Erica Hambsch might be gone, but she most certainly is not forgotten.
Hambsch, who would have been a junior starting midfielder for Clearwater this season, died Sept. 7 from massive brain trauma sustained during a single-car accident, just days before the Tornadoes opened soccer practice. She was 16. The tragedy left many players struggling for answers, especially on the soccer field, where Hambsch had a particularly effervescent personality.
"She'd make everyone laugh with silly jokes she made up," said close friend and junior defender Rebecca Carden. "She was the life of the party, pretty much."
Understandably, soccer was one of the last thoughts on most players' minds.
"At the beginning of the season it was really hard," Carden said. "The first two practices I couldn't come out. I know a couple of the other girls didn't come to practice because they were upset about it. It was a good two, three weeks before I could fully practice.

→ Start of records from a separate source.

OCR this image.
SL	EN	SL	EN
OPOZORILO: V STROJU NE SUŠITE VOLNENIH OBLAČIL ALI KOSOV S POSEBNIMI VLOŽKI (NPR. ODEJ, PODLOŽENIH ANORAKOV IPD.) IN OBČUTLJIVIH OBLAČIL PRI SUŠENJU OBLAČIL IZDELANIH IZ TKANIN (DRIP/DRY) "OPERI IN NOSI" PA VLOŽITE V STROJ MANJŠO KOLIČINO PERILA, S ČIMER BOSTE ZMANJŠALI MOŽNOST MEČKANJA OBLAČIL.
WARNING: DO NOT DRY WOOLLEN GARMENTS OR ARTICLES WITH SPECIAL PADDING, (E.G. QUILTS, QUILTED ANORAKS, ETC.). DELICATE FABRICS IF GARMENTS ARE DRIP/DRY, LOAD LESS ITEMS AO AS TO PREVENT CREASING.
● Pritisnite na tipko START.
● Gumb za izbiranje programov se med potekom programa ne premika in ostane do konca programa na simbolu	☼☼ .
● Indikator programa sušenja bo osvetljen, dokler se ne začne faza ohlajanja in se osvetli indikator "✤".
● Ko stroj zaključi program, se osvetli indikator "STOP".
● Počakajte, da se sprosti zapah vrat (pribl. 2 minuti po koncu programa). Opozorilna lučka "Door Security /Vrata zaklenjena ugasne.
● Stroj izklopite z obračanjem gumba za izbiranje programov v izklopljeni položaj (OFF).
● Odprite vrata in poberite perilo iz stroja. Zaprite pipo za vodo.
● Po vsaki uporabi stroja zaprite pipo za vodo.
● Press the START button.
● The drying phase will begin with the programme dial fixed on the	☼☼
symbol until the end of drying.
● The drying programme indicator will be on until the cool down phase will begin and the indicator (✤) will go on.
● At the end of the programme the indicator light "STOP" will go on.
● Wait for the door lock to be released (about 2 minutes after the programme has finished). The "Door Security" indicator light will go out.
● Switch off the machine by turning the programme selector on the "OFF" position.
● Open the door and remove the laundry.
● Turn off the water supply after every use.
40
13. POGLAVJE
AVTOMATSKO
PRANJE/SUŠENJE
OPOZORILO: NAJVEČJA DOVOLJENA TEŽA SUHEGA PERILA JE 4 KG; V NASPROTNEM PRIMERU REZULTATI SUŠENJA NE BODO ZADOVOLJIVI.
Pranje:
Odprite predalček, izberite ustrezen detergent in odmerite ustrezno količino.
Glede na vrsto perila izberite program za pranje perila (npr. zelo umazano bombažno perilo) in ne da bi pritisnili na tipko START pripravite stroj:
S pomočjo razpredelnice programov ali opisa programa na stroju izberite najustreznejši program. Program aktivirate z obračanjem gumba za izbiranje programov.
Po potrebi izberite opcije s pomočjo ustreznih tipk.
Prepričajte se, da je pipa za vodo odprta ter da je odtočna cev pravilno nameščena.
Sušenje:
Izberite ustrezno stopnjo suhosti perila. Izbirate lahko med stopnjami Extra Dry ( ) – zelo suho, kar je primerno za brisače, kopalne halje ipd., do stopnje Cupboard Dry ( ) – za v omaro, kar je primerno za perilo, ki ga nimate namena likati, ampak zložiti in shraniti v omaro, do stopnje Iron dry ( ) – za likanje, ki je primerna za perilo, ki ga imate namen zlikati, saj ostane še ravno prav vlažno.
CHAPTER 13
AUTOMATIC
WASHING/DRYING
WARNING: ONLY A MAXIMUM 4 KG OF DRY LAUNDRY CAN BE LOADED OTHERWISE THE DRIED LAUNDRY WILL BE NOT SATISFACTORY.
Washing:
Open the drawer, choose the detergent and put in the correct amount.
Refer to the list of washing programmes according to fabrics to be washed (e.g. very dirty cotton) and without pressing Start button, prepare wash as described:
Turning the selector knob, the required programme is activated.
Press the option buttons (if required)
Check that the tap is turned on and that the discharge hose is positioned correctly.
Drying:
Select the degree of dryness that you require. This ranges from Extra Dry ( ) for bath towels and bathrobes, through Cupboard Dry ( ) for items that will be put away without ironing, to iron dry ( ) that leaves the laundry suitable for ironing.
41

I would come out to start but have to leave halfway through.
"But she would have wanted us to play. She would have wanted us to keep going. That's my motivation right there."
Wins and losses aren't as important at Clearwater (5-6-2) these days, replaced instead by a desire to build relationships, to maintain a sense of family.
And most importantly, to have fun.
"This season is for her, but it's not like we feel we have to win for her," said Holly Pedersen, who considered Hambsch her best friend. "She didn't care that much about whether we won or not anyway. Instead, we have to have fun for her."
"(The accident) kind of reminded me that we're out here and you never know what's going to happen any minute," coach Robert Lucio said. "It reminded me of how many people you can touch in such a short time."
Hambsch touched quite a few during her time. Pedersen wants to make sure that legacy continues, by including Hambsch in the Clearwater High sports hall of fame and with an annual scholarship presented to a college-bound Clearwater soccer player in Hambsch's name.
"I haven't had the strength to really get into it," Pedersen said. "But it's going to be done by the time I leave."